3. What do you think these liquids will do to the apple?

I think some of these liquids will affect the apple in terms of preventing enzymatic browning, while
others won't. I also assume that vinegar and calamansi can prevent enzymatic browning better
than milk and water as they both contain anti-oxidants, which help prevent the oxidation process.
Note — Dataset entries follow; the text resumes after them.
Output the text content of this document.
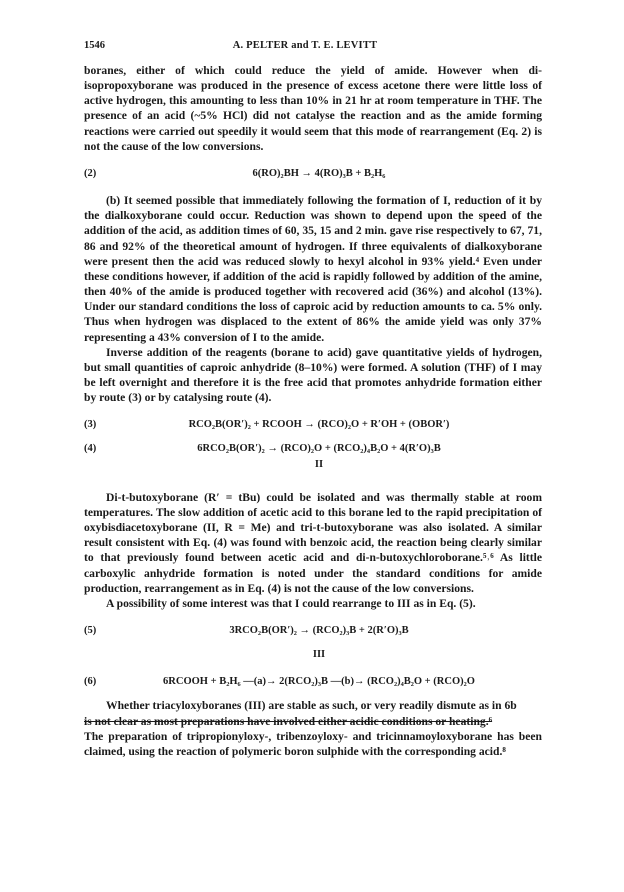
1546	A. PELTER and T. E. LEVITT

boranes, either of which could reduce the yield of amide. However when di-isopropoxyborane was produced in the presence of excess acetone there were little loss of active hydrogen, this amounting to less than 10% in 21 hr at room temperature in THF. The presence of an acid (~5% HCl) did not catalyse the reaction and as the amide forming reactions were carried out speedily it would seem that this mode of rearrangement (Eq. 2) is not the cause of the low conversions.

(2)	6(RO)₂BH → 4(RO)₃B + B₂H₆

(b) It seemed possible that immediately following the formation of I, reduction of it by the dialkoxyborane could occur. Reduction was shown to depend upon the speed of the addition of the acid, as addition times of 60, 35, 15 and 2 min. gave rise respectively to 67, 71, 86 and 92% of the theoretical amount of hydrogen. If three equivalents of dialkoxyborane were present then the acid was reduced slowly to hexyl alcohol in 93% yield.⁴ Even under these conditions however, if addition of the acid is rapidly followed by addition of the amine, then 40% of the amide is produced together with recovered acid (36%) and alcohol (13%). Under our standard conditions the loss of caproic acid by reduction amounts to ca. 5% only. Thus when hydrogen was displaced to the extent of 86% the amide yield was only 37% representing a 43% conversion of I to the amide.

Inverse addition of the reagents (borane to acid) gave quantitative yields of hydrogen, but small quantities of caproic anhydride (8–10%) were formed. A solution (THF) of I may be left overnight and therefore it is the free acid that promotes anhydride formation either by route (3) or by catalysing route (4).

(3)	RCO₂B(OR′)₂ + RCOOH → (RCO)₂O + R′OH + (OBOR′)
(4)	6RCO₂B(OR′)₂ → (RCO)₂O + (RCO₂)₄B₂O + 4(R′O)₃B
II

Di-t-butoxyborane (R′ = tBu) could be isolated and was thermally stable at room temperatures. The slow addition of acetic acid to this borane led to the rapid precipitation of oxybisdiacetoxyborane (II, R = Me) and tri-t-butoxyborane was also isolated. A similar result consistent with Eq. (4) was found with benzoic acid, the reaction being clearly similar to that previously found between acetic acid and di-n-butoxychloroborane.⁵˒⁶ As little carboxylic anhydride formation is noted under the standard conditions for amide production, rearrangement as in Eq. (4) is not the cause of the low conversions.

A possibility of some interest was that I could rearrange to III as in Eq. (5).

(5)	3RCO₂B(OR′)₂ → (RCO₂)₃B + 2(R′O)₃B
III
(6)	6RCOOH + B₂H₆ —(a)→ 2(RCO₂)₃B —(b)→ (RCO₂)₄B₂O + (RCO)₂O

Whether triacyloxyboranes (III) are stable as such, or very readily dismute as in 6b

is not clear as most preparations have involved either acidic conditions or heating.⁶

The preparation of tripropionyloxy-, tribenzoyloxy- and tricinnamoyloxyborane has been claimed, using the reaction of polymeric boron sulphide with the corresponding acid.⁸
4. How are the apple slices different after 15 to 20 minutes? What did each liquid do to the apple
slice? Can you explain your results?

The apple slice sprinkled with milk has the most obvious enzymatic browning, the one sprinkled
with water has minimal enzymatic browning, the one sprinkled with calamansi has minimal to no
enzymatic browning, and the one sprinkled with vinegar prominently showed the least enzymatic
browning. The acidity of the lemon and vinegar decreased the pH of the apple, preventing
oxidation. They also contain antioxidants, which help to prevent enzymatic browning. Since
oxygen reacts with the antioxidants in the lemon and vinegar rather than the polyphenols in the
cells of the apple, no browning occurs. Milk, on the other hand, had no effect on the enzymatic
browning of the apple because milk is slightly acidic but close to neutral, and thus cannot prevent
the oxidation process. Lastly, Water is a neutral substance that has no effect on the reaction,
which is why enzymatic browning was not prevented.